The document was prepared by the eurozone’s bailout fund, European Stability Mechanism, and reviewed by The Wall Street Journal. It says implementing all the proposed debt relief measures would bring Greece’s debt to 74 per cent of gross domestic product by 2060, provided Athens fully implements its bailout program and if economic growth and government funding costs develop as expected.
Without these debt relief measures, Greece’s debt would be at 105 per cent of GDP under such a scenario, according to the document.
The measures proposed in the document mostly focus on loans given to Greece under its second bailout from the now-defunct European Financial Stability Facility. Greece still owes the facility EUR130.9 billion.
Average maturities on these EFSF loans should be extended by an average five years to 37 1/2 years, the document says.
Annual payments on the principal of the European Financial Stability Facility loans should be fixed at 1 per cent of GDP until 2050, while interest rates should be capped to 2 per cent of the loans until then, the document says. Any outstanding debt and interest payments would then be split into equal instalments to be repaid after 2050.
The document suggests two other measures. National central banks in the eurozone as well as the European Central Bank should give any profits they have made on Greek bonds back to Athens. Those payments would amount to around EUR8 billion, the document says.
On top of that, Greece should be allowed to use any leftover money from its third bailout of EUR86 billion to repay early loans from the International Monetary Fund. IMF loans carry higher interest than money borrowed from the eurozone bailout fund.

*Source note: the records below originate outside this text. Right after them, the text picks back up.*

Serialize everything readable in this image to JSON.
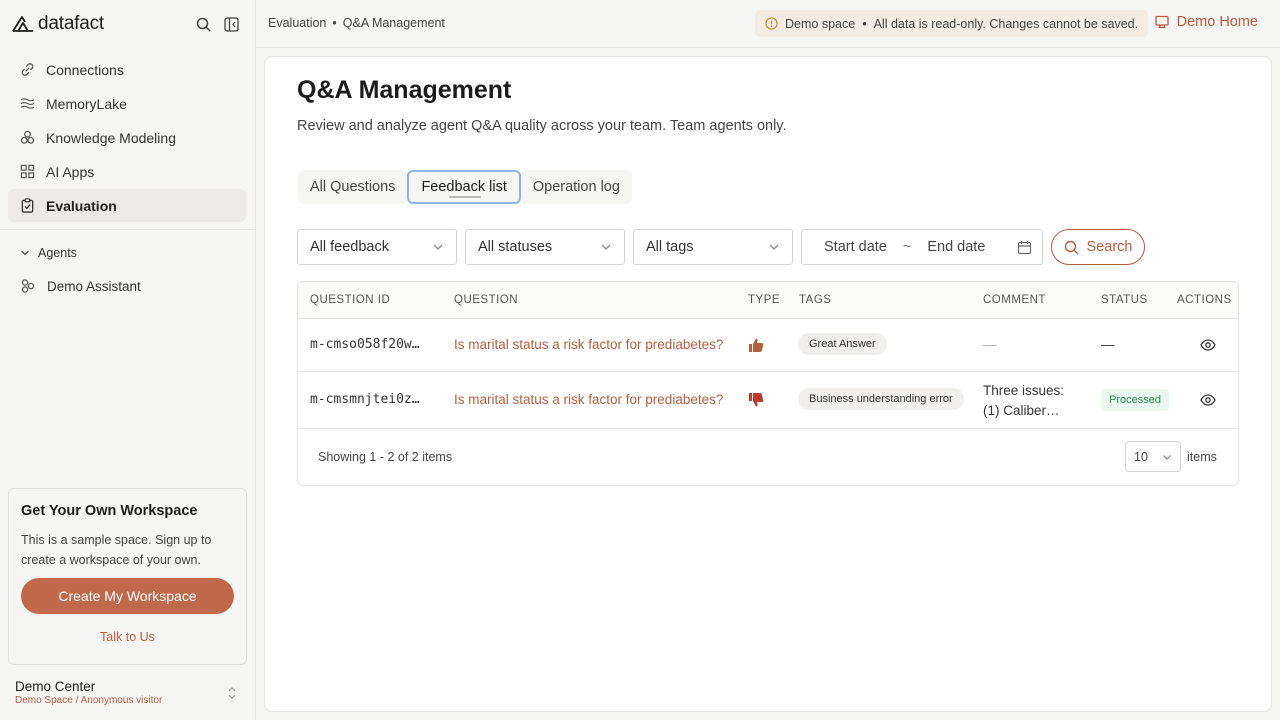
{
  "app": {
    "name": "datafact"
  },
  "sidebar": {
    "items": [
      {
        "label": "Connections",
        "icon": "link-icon"
      },
      {
        "label": "MemoryLake",
        "icon": "waves-icon"
      },
      {
        "label": "Knowledge Modeling",
        "icon": "cubes-icon"
      },
      {
        "label": "AI Apps",
        "icon": "grid-icon"
      },
      {
        "label": "Evaluation",
        "icon": "clipboard-check-icon",
        "active": true
      }
    ],
    "agents_header": "Agents",
    "agents": [
      {
        "label": "Demo Assistant",
        "icon": "agent-icon"
      }
    ],
    "promo": {
      "title": "Get Your Own Workspace",
      "text": "This is a sample space. Sign up to create a workspace of your own.",
      "button": "Create My Workspace",
      "link": "Talk to Us"
    },
    "user": {
      "name": "Demo Center",
      "sub": "Demo Space / Anonymous visitor"
    }
  },
  "topbar": {
    "breadcrumb": [
      "Evaluation",
      "•",
      "Q&A Management"
    ],
    "notice": {
      "label": "Demo space",
      "sep": "•",
      "text": "All data is read-only. Changes cannot be saved."
    },
    "demo_home": "Demo Home"
  },
  "page": {
    "title": "Q&A Management",
    "description": "Review and analyze agent Q&A quality across your team. Team agents only."
  },
  "tabs": [
    {
      "label": "All Questions"
    },
    {
      "label": "Feedback list",
      "active": true
    },
    {
      "label": "Operation log"
    }
  ],
  "filters": {
    "feedback": "All feedback",
    "statuses": "All statuses",
    "tags": "All tags",
    "start_date": "Start date",
    "tilde": "~",
    "end_date": "End date",
    "search": "Search"
  },
  "table": {
    "columns": [
      "QUESTION ID",
      "QUESTION",
      "TYPE",
      "TAGS",
      "COMMENT",
      "STATUS",
      "ACTIONS"
    ],
    "rows": [
      {
        "id": "m-cmso058f20w…",
        "question": "Is marital status a risk factor for prediabetes?",
        "type": "thumbs-up",
        "tag": "Great Answer",
        "comment": "—",
        "status": "—"
      },
      {
        "id": "m-cmsmnjtei0z…",
        "question": "Is marital status a risk factor for prediabetes?",
        "type": "thumbs-down",
        "tag": "Business understanding error",
        "comment_line1": "Three issues:",
        "comment_line2": "(1) Caliber…",
        "status": "Processed"
      }
    ]
  },
  "pagination": {
    "showing": "Showing 1 - 2 of 2 items",
    "page_size": "10",
    "items_label": "items"
  },
  "colors": {
    "accent": "#b75d3e",
    "thumb_up": "#b3603f",
    "thumb_down": "#c0392b",
    "processed": "#2f8a52"
  }
}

The document says that eurozone countries could choose to just implement some of the proposed measures. However, Greece’s debt will remain higher if not all measures are implemented.
Greece’s debt may rise to as much as 258 per cent of gross domestic product by 2060 or fall to as low as 63 per cent of GDP, according to an official analysis of the country’s debt trajectory that heralds tough talks ahead on potential measures to ease Athens’ payment burden.
The so-called debt sustainability analysis was drawn up by Greece’s European creditors. The wide divergences in the debt predictions are due to different forecasts on how much Greece’s economy will grow in the coming decades and how much money it can put aside to pay down debt.
Under all but the most optimistic scenarios, the document points to serious concerns over Greece’s ability to repay its debt, which stood at 176.9 per cent of GDP at the end of last year. The results of “this analysis point to serious concerns regarding the sustainability of Greece’s public debt in the long term,” the document says.
The document was distributed to officials from eurozone finance ministries Monday morning for discussion later in the day.
To reach a deal, the ministers will also have to bring on board the IMF, one of Greece’s biggest creditors. The IMF has consistently had more pessimistic forecasts for Greece’s debt ratio and demanded far-reaching measures to cut the country’s payment burden. Here it has clashed with Germany, which has opposed further debt relief.
“Today we will only have a first discussion on what, when, if and how the debt sustainability or debt relief measures could take place,” said Jeroen Dijsselbloem, the Dutch finance minister who presides over the group of ministers, on his way into Monday’s meeting.
The debt sustainability analysis looks at four different scenarios for Greece’s economy and assesses how the country’s debt-to-GDP ratio will fare in each case for the decades up to 2060.